— Ну ладно, ладно, — сказал отец, и тон показался ему чужим и фальшивым. — Можем сейчас зайти в «Шоколадницу».
В этом кафе они бывали порой в воскресные дни, в мужские свои дни, что проводили вдвоем, сюда они приходили после Третьяковки или после кино, после долгих лыжных прогулок.
В Третьяковку, в Музей изобразительных искусств он затаскивал мальчика вначале с некоторым усилием, а потом тот еще за несколько дней сам напоминал ему:
«Так что, в воскресенье в Третьяковку? Железно?»
«Да, железно».
И, откладывая проект, работу, он шел с сыном в Третьяковку. Шел с радостью, потому что, хотя все это знал наизусть, смотрел теперь наново, е г о глазами. А потом возвращались пешком по набережной, по улице Димитрова и заглядывали в кафе «Шоколадница», заказывали вкусные блинчики в шоколадном креме. Обсуждалось множество вопросов: от вооружения японской армии до индийских изумрудов, от знаменитого боксера Джо Луиса до невыдержанного, но очень обоим симпатичного хоккеиста Александра Мальцева.
Не сразу это пришло. И даже чувство необходимости быть рядом с мальчиком — тоже не сразу. Если не врать самому себе, то первые лет пять — семь мальчик как бы лишь присутствовал в его жизни. Да, он любил сына и потому, что так полагалось, и потому, что действительно иногда любил, испытывал чувства какой-то физической, может быть, даже животной нежности к маленькому незащищенному, неопределенно напоминающему тебя существу.

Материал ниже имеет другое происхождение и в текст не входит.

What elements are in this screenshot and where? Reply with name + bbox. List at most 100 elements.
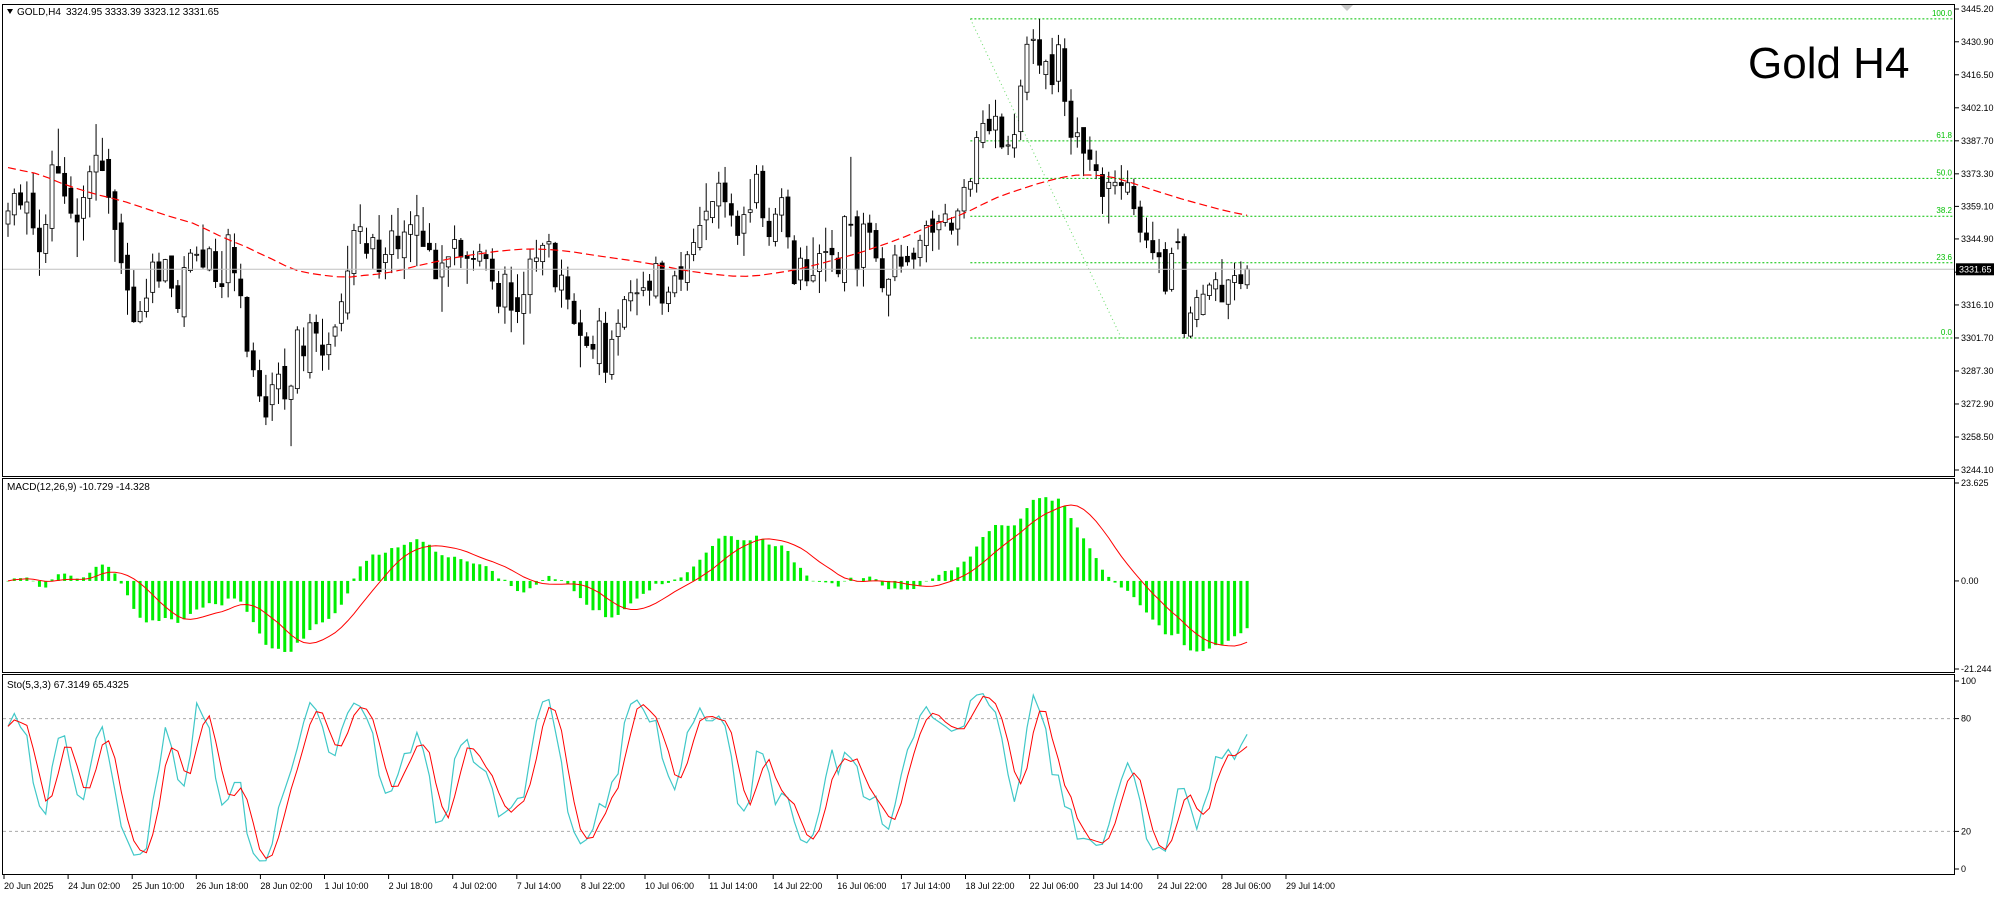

Но он мог жить и без мальчика — месяцами в командировках, в экспедициях, почти год в Средней Азии, в Таджикистане, под Курган-Тюбе, мог так жить подолгу, испытывая лишь потребность знать, что все существуют, здоровы, что они есть, что мальчик растет и все нормально, порядок, заведенный в мире, не нарушен. И первые болезни мальчика, и его первые разговоры — все это прошло в отдалении от него, он не обо всем даже знал. Да, он интересовался и испытывал даже волнение, беспокойство, но в глубине души всегда был уверен, что и без него все уладится. И, приезжая, он не знал, как разговаривать с мальчиком и о чем. И говорил то слишком взросло, то слишком сюсюкая, и все время как бы переводил свою мысль на какой-то другой, искусственный язык, на псевдоязык детей, на котором, думал он, говорит сын. А иногда он вдруг ощущал, что мальчик понимает гораздо больше, чем ему представлялось, он думает и говорит как большой человек, а не как ребенок, и удивлялся, и не был к этому готов.
Он приучал его не бояться драк, отучал жаловаться, плакать, скулить — всю эту немудреную мужскую школу он осваивал с мальчиком, но никогда не знал, отчего тот плачет и чего тот боится…
Только позднее он научился в этом разбираться. Теперь, когда его сын приходил домой или когда он сам встречал его, он всегда безошибочно определял его настроение, а значит, и отметку, которую тот получил. Однажды только он ничего не мог понять, что́ там произошло между мальчиком и его другом Антоном, и сын долго запирался и ничего не говорил. Вообще-то он не умел скрывать свои чувства, на его лице, особенно в случае двойки по какому-нибудь важному предмету, выражался глубокий траур, истинная скорбь и полный неинтерес ко всей дальнейшей жизни. Это было свойство его больших, очень выразительных карих глаз.
Впрочем, через пять минут скорбь исчезала бесследно: двойка, конечно же, несправедливая, «ни за что», казалась чем-то не бывшим на самом деле, но зато вся жизнь виделась теперь безгрешной и усердной, с вовремя заполненными графами дневника, с домашними заданиями, которые выполнялись тут же, по приходе домой, что называется «с пылу, с жару».
И наоборот, велико было мгновение, когда после любой пятерки — даже по пению — глаза светились победно и дерзко, путь был устлан лаврами, похвальными грамотами, все уроки были пустячны и легки настолько, что их и вовсе можно было не делать.